Oracle Site Guardは中間層でのみフェイルオーバーします。

  • 顧客はOracle Site Guardを使用してサイト1の停止を開始します。

  • Oracle Site GuardがOracle Data Guardブローカと統合されてデータベースのフェイルオーバーを実行します。Site GuardがOracle Data Guardブローカを呼び出してフェイルオーバーを実行し、Site Guardがデータベース内のロールをプライマリからセカンダリに切り替えます。

何もしません。

Coherenceフェデレーテッド・キャッシュ

サイト2のCoherenceクラスタがアクティブになります。キャッシュ・データは最終的にCoherence Hot CacheまたはRead-Through Cacheのいずれかを介して整合します。

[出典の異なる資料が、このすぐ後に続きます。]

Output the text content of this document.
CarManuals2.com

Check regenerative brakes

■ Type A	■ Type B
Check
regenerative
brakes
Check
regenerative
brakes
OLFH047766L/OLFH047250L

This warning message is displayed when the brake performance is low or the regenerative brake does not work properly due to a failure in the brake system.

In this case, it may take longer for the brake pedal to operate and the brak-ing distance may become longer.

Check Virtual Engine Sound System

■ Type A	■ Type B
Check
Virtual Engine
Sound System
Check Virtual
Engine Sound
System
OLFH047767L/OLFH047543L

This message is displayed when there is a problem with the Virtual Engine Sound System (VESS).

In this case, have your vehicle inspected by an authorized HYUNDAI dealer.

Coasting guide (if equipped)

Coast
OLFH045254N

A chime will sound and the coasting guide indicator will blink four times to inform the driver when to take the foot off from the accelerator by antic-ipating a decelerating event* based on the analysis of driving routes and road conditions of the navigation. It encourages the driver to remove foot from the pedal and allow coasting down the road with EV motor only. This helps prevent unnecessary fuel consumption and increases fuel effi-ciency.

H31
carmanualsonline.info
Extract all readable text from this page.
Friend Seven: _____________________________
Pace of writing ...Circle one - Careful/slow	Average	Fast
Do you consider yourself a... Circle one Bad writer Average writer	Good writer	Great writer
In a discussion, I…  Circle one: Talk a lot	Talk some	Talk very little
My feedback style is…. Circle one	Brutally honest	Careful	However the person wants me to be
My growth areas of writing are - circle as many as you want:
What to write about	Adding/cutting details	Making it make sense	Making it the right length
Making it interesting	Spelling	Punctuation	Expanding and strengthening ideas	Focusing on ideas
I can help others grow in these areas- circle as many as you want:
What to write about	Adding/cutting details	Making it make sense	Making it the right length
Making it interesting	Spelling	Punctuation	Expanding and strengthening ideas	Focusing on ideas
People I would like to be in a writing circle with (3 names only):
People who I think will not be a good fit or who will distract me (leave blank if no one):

サイト2のCoherenceクラスタがアクティブになります。キャッシュ・データは最終的にCoherence Hot CacheまたはRead-Through Cacheのいずれかを介して、あるいはリモート・サイトが稼働状態に戻ったときに整合します。

サイト2のCoherenceクラスタがアクティブになります。キャッシュ・データは最終的にCoherence Hot CacheまたはRead-Through Cacheのいずれかを介して、あるいはリモート・サイトが稼働状態に戻ったときに整合します。

キャッシュ・データは最終的にCoherence Hot CacheまたはRead-Through Cacheのいずれかを介して、あるいはネットワーク接続が2つのサイト間で再確立されたときに整合します。